Dizem os teóricos do mundo corporativo que as pessoas são contratadas por seu currículo e demitidas por seu comportamento. No caso dos Replacements, algo se inverteu. Aliás o mundo ficou invertido por alguns momentos por causa deles. O grupo, que costumava encher a cara e sabotar os próprios shows especialmente quando sabia que ia se apresentar para uma plateia repleta de notáveis de gravadora, foi descoberto pelo dono da Sire, Seymour Stein, numa noite em que o executivo tinha tomado todas e precisou ser amparado por um amigo, que o levou para conferir a banda ao vivo. Parecia que ia dar liga.

Não só isso: quanto mais Paul Westerberg (voz, guitarra), Bob Stinson (guitarra), Tommy Stinson (baixo) e Chris Mars (bateria) subiam no palco doidões, mais o público gostava. Até porque os shows se tornavam imprevisíveis, o repertório abarcava uma gama inusitada de covers (de clássicos do pop meloso a músicas do Led Zeppelin, numa sequência que a banda chamava de pussy set). Alguém sempre saía se sentido afrontado (estamos falando dos anos 1980). A banda não parecia estar nem aí para nada – o que tornava tudo mais legal ainda. E os shows pareciam mais divertidos.

Pareciam, apenas. Vários anos de vícios, hábitos ruins e pelotas de “foda-se” cuspidas em momentos inadequados transformaram os Replacements no exemplo típico da banda que lida mal com o sucesso, desdenha de oportunidades, rasga dinheiro e leva a categorias perigosas o “não vou me vender” típico das bandas da origem indie. O sucesso não desistiu do grupo, que durou além do término real – com All shook down (1990), programado para ser a estreia solo de Paul Westerberg, sendo lançado como o último álbum da banda por ordem da Sire.

Tim (1985), quarto álbum e início da fase da banda na gravadora grande, e que ganha reedição turbinadíssima agora (com o nome de Let it bleed edition), já havia sido uma excelente introdução a um público maior. Um power pop feito com o pensamento tanto em fãs de Big Star quanto de Ramones, um punk rock ágil que soa como homenagem a Eddie Cochran e a bandas como Blondie e Dead Boys, com letras que mostravam o quanto custa simplesmente nem saber como se encaixar em padrões.
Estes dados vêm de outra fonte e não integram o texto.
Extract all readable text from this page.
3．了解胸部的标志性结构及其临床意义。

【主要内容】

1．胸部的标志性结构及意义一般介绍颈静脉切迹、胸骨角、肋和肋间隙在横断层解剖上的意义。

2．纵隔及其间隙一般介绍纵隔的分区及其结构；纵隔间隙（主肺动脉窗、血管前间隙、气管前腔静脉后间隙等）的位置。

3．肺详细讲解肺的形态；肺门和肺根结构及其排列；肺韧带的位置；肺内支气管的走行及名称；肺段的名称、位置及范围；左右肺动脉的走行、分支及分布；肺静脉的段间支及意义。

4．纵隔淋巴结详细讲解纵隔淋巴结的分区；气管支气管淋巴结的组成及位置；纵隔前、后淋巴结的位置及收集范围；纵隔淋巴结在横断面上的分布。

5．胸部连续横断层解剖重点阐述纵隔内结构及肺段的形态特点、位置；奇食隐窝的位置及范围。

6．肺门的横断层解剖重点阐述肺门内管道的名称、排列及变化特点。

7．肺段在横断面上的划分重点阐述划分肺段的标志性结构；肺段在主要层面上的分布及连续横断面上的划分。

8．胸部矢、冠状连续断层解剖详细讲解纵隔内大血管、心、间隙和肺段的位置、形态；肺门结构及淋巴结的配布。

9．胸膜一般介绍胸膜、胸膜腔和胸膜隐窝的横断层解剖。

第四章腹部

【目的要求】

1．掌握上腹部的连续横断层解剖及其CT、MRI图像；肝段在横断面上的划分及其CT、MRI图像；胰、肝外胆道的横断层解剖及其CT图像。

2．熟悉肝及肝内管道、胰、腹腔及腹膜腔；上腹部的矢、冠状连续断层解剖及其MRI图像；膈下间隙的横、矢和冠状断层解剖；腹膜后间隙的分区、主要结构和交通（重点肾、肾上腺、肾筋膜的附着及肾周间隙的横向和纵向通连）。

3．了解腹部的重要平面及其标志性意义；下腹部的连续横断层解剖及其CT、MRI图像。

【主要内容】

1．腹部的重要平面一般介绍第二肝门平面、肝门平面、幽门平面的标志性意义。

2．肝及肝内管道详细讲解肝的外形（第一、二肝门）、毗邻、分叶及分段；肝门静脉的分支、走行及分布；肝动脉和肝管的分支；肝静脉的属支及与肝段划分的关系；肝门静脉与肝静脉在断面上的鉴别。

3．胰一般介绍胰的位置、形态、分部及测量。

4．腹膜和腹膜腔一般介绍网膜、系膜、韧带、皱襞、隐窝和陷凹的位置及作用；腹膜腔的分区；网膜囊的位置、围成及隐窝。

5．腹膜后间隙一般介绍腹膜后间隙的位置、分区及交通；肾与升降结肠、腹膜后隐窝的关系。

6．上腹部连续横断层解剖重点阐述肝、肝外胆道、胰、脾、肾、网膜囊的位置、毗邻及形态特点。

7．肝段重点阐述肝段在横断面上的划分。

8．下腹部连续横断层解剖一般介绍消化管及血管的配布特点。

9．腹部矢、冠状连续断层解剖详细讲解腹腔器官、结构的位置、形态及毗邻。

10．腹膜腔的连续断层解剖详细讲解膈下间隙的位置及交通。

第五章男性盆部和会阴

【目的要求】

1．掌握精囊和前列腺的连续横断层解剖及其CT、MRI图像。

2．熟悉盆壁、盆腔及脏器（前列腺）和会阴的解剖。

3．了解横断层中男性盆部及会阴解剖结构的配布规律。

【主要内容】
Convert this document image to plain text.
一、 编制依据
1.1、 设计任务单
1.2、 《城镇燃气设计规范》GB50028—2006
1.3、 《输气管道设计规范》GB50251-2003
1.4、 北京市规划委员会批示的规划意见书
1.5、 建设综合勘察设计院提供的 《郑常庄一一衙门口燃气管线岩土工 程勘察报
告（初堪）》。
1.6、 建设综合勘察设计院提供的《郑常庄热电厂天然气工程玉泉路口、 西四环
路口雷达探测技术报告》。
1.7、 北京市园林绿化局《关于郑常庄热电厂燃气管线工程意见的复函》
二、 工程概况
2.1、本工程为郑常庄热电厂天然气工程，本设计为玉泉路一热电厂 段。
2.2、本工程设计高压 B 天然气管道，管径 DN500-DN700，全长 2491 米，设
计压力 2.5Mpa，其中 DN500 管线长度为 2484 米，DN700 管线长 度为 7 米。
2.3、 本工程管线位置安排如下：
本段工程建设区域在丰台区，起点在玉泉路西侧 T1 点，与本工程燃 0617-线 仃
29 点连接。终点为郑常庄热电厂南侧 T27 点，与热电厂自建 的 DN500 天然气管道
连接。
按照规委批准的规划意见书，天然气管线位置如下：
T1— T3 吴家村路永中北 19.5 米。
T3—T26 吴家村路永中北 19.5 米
E que lidam o tempo todo com um estranho jogo de sorte e azar – quando você nem sabe mais quando é sorte ou azar, enfim.

Era o disco da desencantada Here comes a regular (um relato dos dilemas da banda na época, com versos como “tudo o que sei é que estou farto de tudo que meu dinheiro pode comprar”), das revoltadas Bastards of young e I’ll buy, do boogie punk doidão Dose of thunder (“só leva um pouquinho até você querer uma tonelada”, diz a letra, cara de pau) e da homenagem às college radios em Left of the dial. Tinha romantismo em meio à tensão do dia a dia em Kiss me on the bus, e uma balada solitária ao estilo dos anos 1950 em Swingin party. Mas para ter uma ideia de como era lidar com os Replacements no dia a dia, só conferir a letra de Waitress in the sky, desomenagem a alguma aeromoça que mandou Westerberg apagar o cigarro durante um voo.

Uma discussão boa (e que rendeu um texto da Variety outro dia) é sobre a qualidade de gravação do disco, produzido por Tommy Erdelyi, o sujeito que um dia sentou na bateria dos Ramones e se chamou Tommy Ramone. Os vocais são uma piscina de reverb, as guitarras parecem transmitidas de um rádio AM, o baixo é inaudível quase sempre. Mas parece que a vontade de soar como uma banda independente dentro de uma gravadora grande falou alto – assim como havia falado alto também durante a gravação dos dois discos de um trio conterrâneo dos Replacements, o Hüsker Dü, na mesma Sire.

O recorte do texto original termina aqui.